A classificação vem antes da taxa
Todo o produto transacionado internacionalmente recebe um código ao abrigo do Sistema Harmonizado, e é esse código — não a descrição de marketing do produto — que uma autoridade aduaneira utiliza para consultar o direito aplicável. Dois produtos de chá que parecem idênticos numa prateleira de retalho podem estar sob posições diferentes se um for a granel e o outro em saquetas, ou se um contiver apenas folha de chá e o outro misturar frutos secos ou botânicas. Fazer confirmar a classificação antes de uma encomenda ser feita, em vez de a descobrir num aviso de retenção aduaneira, é o passo isoladamente mais eficaz na gestão da exposição tarifária.
A origem é uma questão jurídica, não um rótulo geográfico
O local onde um produto é fabricado ou substancialmente transformado determina o seu país de origem declarado, e é a origem que serve de referência para qualquer acordo comercial preferencial ou isenção de direitos. Um certificado de origem documenta esta afirmação, mas o certificado não cria a preferência por si só — o produto e a cadeia de abastecimento específica por trás dele têm de satisfazer efetivamente as regras desse acordo antes de uma taxa reduzida se aplicar. Um fornecedor que muda a origem da matéria-prima entre lotes, mesmo dentro do mesmo país, pode ser suficiente para alterar a forma como um envio se qualifica.

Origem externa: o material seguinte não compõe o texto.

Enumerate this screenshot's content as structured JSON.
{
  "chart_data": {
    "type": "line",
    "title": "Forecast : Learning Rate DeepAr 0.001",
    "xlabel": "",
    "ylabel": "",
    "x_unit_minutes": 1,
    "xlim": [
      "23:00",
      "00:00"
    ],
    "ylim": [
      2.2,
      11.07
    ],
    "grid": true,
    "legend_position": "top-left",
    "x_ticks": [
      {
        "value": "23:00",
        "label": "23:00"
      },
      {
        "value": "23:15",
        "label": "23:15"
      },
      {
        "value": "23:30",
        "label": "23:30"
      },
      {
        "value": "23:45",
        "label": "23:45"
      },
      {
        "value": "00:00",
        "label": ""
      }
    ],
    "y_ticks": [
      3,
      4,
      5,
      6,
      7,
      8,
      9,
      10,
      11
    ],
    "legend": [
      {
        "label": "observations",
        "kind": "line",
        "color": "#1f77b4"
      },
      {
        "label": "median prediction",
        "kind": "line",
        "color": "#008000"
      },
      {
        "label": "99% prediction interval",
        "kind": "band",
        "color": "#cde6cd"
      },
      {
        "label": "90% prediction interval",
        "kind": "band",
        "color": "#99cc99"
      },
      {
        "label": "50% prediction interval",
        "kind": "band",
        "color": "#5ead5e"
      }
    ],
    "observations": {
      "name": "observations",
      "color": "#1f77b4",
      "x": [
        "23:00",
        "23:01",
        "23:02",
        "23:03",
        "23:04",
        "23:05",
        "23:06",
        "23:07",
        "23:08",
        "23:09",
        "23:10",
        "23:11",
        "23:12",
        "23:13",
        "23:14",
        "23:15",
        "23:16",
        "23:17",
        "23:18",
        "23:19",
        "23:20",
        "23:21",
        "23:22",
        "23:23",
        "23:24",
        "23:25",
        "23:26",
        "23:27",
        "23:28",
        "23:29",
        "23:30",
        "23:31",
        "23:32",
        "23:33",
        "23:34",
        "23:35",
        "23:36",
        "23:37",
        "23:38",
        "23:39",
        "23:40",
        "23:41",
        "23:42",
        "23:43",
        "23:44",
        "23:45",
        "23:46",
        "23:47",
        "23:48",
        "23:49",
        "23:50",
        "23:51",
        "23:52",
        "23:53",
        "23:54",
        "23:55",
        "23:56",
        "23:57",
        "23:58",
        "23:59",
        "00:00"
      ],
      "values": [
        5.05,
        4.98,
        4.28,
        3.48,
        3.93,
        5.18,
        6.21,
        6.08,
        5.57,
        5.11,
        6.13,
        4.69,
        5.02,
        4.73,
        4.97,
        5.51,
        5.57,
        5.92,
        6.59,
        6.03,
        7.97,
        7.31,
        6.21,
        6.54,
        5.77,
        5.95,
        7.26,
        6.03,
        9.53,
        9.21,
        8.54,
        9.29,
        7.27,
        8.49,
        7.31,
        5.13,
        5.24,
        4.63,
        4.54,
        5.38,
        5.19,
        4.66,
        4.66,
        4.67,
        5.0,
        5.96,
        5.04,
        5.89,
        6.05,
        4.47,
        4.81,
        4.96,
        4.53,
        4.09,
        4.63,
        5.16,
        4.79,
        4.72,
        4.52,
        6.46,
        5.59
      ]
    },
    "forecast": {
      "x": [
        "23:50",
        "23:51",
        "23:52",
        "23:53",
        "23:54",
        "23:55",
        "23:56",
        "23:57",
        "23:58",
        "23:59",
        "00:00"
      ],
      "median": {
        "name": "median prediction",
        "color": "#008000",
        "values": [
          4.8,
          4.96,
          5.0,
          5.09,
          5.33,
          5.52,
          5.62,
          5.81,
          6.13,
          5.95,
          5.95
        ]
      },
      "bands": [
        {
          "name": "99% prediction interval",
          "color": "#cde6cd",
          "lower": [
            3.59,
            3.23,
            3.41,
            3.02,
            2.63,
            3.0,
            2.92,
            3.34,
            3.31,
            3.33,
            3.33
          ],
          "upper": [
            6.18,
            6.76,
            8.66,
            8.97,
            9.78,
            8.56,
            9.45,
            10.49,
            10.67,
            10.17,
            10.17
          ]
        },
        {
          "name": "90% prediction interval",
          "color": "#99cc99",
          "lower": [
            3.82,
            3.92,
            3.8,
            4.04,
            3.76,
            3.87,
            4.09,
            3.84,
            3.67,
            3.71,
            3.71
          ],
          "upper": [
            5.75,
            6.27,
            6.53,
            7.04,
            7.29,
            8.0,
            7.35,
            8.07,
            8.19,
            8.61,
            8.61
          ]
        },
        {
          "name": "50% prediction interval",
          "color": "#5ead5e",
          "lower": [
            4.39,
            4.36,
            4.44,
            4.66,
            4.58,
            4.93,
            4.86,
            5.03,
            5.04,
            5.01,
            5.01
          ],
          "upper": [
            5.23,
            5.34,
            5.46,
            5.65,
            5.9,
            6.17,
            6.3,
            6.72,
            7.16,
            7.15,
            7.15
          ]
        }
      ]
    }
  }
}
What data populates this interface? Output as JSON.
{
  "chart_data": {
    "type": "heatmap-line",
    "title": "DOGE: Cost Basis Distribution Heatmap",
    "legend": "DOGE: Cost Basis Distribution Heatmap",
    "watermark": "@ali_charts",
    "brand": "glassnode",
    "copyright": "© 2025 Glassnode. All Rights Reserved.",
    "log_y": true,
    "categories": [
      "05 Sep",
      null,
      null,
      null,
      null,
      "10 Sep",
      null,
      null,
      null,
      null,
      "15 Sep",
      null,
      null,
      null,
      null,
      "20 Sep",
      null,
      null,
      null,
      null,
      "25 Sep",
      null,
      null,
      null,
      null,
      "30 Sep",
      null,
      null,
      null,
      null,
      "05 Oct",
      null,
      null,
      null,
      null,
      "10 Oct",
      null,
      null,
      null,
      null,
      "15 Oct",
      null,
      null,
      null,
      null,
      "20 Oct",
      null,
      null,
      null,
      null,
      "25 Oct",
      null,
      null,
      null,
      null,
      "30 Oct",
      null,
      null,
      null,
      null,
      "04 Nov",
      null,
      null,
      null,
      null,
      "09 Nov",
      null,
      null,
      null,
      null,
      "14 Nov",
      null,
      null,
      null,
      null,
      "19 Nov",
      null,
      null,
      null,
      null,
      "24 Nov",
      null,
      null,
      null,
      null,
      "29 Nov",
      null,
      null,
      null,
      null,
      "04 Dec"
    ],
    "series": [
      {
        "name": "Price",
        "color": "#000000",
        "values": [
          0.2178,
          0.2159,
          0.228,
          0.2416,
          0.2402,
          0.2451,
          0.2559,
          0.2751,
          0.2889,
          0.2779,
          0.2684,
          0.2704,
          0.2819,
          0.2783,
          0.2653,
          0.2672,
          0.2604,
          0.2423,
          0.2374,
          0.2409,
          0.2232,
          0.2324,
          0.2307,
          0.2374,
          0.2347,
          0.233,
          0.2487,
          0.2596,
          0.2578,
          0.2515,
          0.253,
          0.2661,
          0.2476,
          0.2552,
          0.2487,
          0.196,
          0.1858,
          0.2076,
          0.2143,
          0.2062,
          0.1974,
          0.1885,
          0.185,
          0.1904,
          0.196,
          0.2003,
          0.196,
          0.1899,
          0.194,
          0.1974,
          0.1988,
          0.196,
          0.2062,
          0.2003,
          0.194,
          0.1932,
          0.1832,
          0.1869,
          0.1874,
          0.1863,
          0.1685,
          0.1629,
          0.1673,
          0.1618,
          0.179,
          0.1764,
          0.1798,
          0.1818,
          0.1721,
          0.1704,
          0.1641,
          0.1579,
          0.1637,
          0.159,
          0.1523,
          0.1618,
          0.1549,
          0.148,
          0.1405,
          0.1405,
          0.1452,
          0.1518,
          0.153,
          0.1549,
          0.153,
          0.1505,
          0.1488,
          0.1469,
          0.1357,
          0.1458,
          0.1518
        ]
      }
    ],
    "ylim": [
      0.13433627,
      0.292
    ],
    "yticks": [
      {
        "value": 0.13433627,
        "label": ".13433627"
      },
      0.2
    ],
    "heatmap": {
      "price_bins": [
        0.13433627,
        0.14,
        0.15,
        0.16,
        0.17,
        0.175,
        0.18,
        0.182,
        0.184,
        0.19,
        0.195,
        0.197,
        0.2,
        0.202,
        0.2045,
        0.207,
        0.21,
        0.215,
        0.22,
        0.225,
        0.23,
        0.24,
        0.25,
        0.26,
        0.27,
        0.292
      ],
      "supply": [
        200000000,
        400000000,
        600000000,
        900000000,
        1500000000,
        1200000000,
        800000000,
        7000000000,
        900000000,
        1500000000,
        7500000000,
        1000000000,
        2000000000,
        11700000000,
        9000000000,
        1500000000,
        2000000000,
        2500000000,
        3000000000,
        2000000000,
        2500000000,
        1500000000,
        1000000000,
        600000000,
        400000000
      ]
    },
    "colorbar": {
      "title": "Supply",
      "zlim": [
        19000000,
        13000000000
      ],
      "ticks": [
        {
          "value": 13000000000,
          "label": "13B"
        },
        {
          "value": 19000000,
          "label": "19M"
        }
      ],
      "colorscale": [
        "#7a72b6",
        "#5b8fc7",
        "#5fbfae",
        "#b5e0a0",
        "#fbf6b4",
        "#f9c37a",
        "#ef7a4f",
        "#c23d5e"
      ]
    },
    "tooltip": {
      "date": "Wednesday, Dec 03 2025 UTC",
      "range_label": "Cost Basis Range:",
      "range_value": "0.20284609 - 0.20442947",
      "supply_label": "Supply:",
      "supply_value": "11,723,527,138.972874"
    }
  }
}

Porque é que a mesma encomenda custa de forma diferente em mercados diferentes
As pautas aduaneiras são fixadas unilateralmente por cada país de destino e revistas segundo o seu próprio calendário, pelo que uma taxa que se aplicou a um envio no ano passado, ou noutro mercado, não é um guia fiável do que uma nova encomenda irá enfrentar. Acordos comerciais entre pares específicos de países, contingentes pautais sazonais sobre alguns produtos agrícolas, e medidas antidumping ou de salvaguarda sobre categorias específicas podem sobrepor-se à pauta normal de um destino e estar totalmente ausentes noutro. É precisamente por isso que um valor de direito indicado a um comprador num país nunca deve ser tratado como referência para um mercado diferente.